New Covalent Organic Frameworks (COFs) Incorporating the Isoindigo Chromophore for Photocatalysis Applications
Bilal Kaafarani, Department of Chemistry
Carbon dioxide (CO2) is considered the main greenhouse gas anthropogenically released and trapped in the atmosphere. A substantial surge in CO2 emission has resulted from the high-speed of industrial development in addition to the reliance on fossil fuels for energy production. This emission is accompanied by disastrous environmental problems such as global warming. Covalent Organic Frameworks (COFs) are metal-free crystalline 2D/3D structured networks fabricated of high-ordered porous crystalline structures made of covalently linked building blocks.
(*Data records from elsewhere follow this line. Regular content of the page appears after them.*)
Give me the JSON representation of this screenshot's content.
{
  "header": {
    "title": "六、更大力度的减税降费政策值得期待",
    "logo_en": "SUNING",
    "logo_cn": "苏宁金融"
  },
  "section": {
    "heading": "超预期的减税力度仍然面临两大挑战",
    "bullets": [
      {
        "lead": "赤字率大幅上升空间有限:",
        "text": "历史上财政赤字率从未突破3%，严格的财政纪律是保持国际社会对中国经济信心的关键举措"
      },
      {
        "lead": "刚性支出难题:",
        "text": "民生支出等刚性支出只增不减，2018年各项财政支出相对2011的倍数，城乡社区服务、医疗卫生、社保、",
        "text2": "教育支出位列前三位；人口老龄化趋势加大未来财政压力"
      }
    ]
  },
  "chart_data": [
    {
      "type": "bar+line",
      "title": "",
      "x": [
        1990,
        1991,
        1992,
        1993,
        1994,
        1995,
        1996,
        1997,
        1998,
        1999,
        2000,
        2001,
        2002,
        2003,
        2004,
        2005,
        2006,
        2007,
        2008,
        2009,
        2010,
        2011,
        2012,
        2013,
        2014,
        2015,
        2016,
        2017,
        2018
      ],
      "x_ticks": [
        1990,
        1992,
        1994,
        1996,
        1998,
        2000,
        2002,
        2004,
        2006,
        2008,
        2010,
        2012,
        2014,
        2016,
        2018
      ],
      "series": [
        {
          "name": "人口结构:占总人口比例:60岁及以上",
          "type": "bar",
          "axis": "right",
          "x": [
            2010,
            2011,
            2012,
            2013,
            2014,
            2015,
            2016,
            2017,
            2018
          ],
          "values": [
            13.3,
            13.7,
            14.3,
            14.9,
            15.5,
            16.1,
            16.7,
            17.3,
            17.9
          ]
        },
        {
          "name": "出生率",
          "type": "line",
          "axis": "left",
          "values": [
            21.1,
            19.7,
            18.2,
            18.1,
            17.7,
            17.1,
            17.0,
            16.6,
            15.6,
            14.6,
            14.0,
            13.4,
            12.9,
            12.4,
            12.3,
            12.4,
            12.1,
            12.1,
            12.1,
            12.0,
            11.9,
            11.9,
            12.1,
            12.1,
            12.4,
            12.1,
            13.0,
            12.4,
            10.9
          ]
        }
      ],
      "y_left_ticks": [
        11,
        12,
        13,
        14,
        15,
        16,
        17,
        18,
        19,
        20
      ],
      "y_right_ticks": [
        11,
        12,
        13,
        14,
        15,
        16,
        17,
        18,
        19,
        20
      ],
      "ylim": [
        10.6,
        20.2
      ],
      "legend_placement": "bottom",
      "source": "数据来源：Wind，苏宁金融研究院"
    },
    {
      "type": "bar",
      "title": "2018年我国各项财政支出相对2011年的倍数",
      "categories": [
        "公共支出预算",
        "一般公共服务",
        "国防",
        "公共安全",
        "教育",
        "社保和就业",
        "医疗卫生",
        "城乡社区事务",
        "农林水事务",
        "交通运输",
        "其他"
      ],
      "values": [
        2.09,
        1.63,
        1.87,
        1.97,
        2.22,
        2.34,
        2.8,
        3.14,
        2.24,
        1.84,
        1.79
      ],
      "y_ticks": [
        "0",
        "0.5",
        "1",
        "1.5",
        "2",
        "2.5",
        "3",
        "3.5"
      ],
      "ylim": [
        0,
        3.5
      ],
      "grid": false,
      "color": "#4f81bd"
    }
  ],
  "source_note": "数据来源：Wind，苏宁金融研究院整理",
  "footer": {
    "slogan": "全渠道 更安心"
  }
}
The nature and properties of the linker in COFs are related to the structure, nature, and efficiency of the COF’s application. Both the design of the COF and the assembled functionalities influence the efficiency of the COF at both levels of uptake capacity and selectivity of the gas. The isoindigo chromophore is a stable, highly conjugated, planar, and electron-deficient molecule. In this research project, we plan to synthesize a library of COFs having the isoindigo chromophore as a linker and to test these COFs for CO2 reduction into formic acid. The planarity of the isoindigo chromophore as well as its substitution with symmetric and asymmetric substituents at the N atoms increases the surface area of the synthesized COFs and that therefore increases the CO2 uptake.